Unskilled labor is no longer being compensated, and can never be compensated, with a dignified wage. Advocates for protection and stimulation can, to be sure, create a demand for some low-end jobs in the short run. But nobody can raise a family on what these jobs pay. And the problem will only get worse. Any job that is still simple and repetitive enough to employ a semi- or non-skilled person is going to be even more pressured by new software or by contractor-suppliers in China and Brazil.

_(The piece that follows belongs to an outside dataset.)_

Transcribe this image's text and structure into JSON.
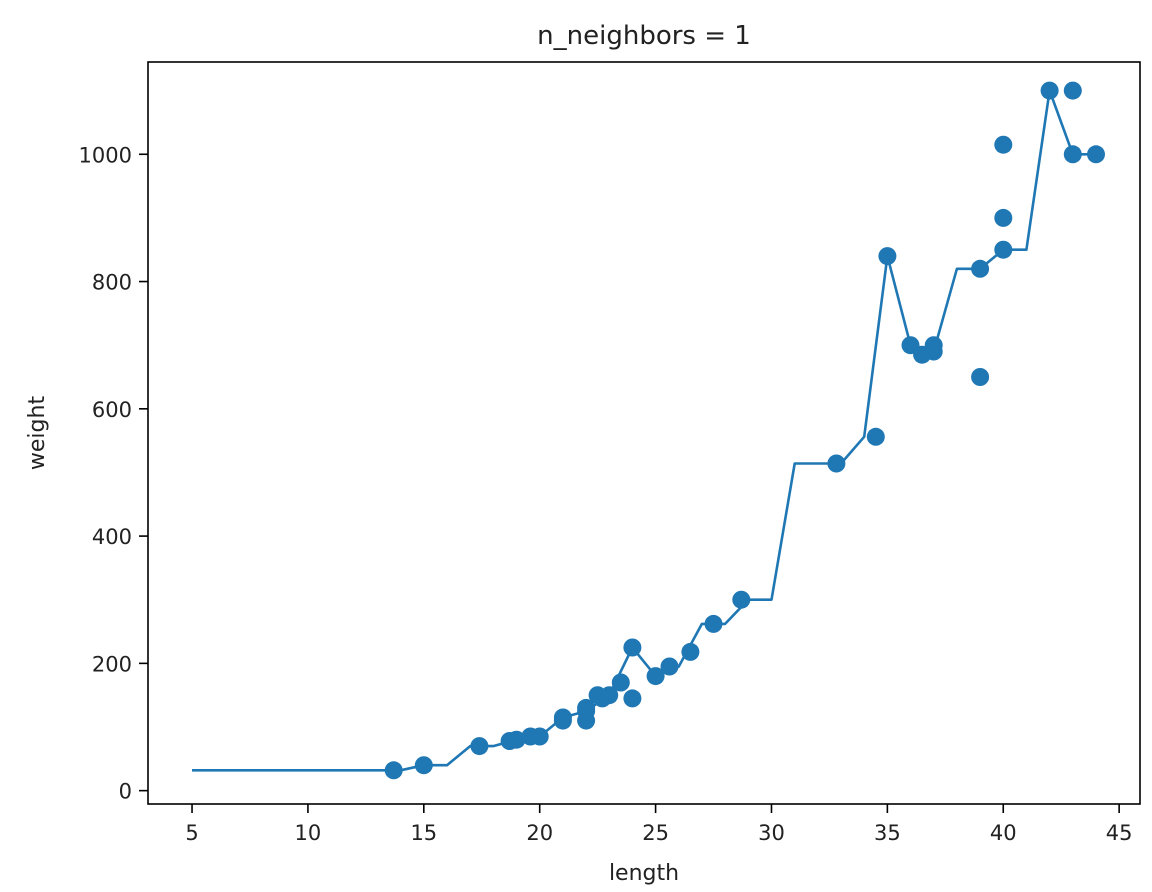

The result will be growing and tragic inequalities. Even the Harvard Business Review has worried about the development of an "apartheid economy" in advanced industrial countries, and for good reason. Income inequalities between people who can engage in team-based problem-solving and people who cannot are growing. According to H.B.R., between the early 1970's and the mid-90's, real income in the top deciles grew about 5 percent (personally, I think this is seriously underestimated), while it declined about 15 percent in the bottom deciles. College graduates earned about 43 percent more than high school graduates 20 years ago. They are earning 82 percent more today. The gap, in both cases, is widening. We are becoming two societies.
Seen through the lens of the Arab Spring and labor pressures in China this fourteen-year-old essay is prescient. It's time for responsible leaders in business and politics (sounds like an oxymoron, I know) to look more closely at the consequences of policies. Even bankers make a distinction between "the economy" and "the REAL economy."